About 1900, a letter was found in a collection of documents owned by Ulysse Chevalier. The letter was written in 1389 by the Bishop of Troyes, Henri of Poitiers, Bishop to the Anti-Pope of Avignon, Clement the VII. The letter explained that an investigation had exposed the artist who had painted the Shroud and he had confessed. Many were disturbed that the cloth was being used for financial gain. The letter further pointed out:
“For many theologians and other wise persons declared that this could not be the real Shroud of our Lord, having the Savior’s likeness thus imprinted upon it, since the holy Gospel made no mention of any such imprint; while, if it had been true, it was quite unlikely that the holy evangelist would have omitted to record it, or that the fact should have remained hidden until the present time.”
The carbon 14 dating of the shroud to 1260-1390 A.D. brings us into the world of Francis of Assisi (who died in 1226), to his stigmata (the miraculous wounds on his hands, feet and side) and, especially, to the lay brotherhoods that his piety and his cult of self-mortification engendered. These Christians appreciated and understood Jesus' wounds in a very physical way.

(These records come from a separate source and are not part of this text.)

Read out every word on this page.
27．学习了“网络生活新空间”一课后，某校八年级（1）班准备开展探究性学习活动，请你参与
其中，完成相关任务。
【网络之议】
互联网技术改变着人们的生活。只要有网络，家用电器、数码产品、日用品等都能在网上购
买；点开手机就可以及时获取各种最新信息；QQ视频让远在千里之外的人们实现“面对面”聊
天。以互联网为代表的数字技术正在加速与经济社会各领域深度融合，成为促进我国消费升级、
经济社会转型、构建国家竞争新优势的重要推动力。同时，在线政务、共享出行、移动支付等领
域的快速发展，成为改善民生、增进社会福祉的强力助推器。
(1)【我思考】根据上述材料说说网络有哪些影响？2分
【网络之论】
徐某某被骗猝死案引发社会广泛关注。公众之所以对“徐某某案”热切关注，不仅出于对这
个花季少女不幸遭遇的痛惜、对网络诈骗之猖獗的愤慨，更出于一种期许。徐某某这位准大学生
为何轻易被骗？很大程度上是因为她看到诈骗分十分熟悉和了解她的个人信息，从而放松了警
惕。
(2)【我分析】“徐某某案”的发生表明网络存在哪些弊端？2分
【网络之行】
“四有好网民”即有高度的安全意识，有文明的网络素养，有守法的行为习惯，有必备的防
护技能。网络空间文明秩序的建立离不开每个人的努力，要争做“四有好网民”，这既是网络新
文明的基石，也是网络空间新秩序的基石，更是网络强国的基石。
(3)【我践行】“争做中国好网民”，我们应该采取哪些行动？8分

Knowing both this and the shroud's carbon 14 dating of 1260 to 1390 A.D., it is worth returning, finally, to the place and time of the shroud's first appearance in historical documents. It is the year 1357, and the shroud is being exhibited publicly to pilgrims. It belongs to a French nobleman, Geofrey de Charnay, and is being displayed in his private chapel in Lirey, a village near Troyes, in northeastern France. The Bishop of Troyes, Henri of Poitiers, is upset because he believes the shroud is a fake; in fact, he has been told this by a man who claims to have painted it. Thirty years pass. It is now 1389, and Henri's successor, Pierre d'Archis, writes a long letter of protest about the shroud to Pope Clement VII. He recalls his predecessor's accusation and then goes on to state his own conviction "that the Shroud is a product of human handicraft ... a cloth cunningly painted by a man." He pleads with the Pope to end its public display. The Pope's written reply is cautious but clear; the shroud may still be displayed, but only on the condition that a priest be in attendance to announce to all present, in a loud and intelligible voice, without any trickery, that the aforesaid form or representation [the shroud] is not the true burial cloth of Our Lord Jesus Christ, but only a kind of painting or picture made as a form or representation of the burial cloth.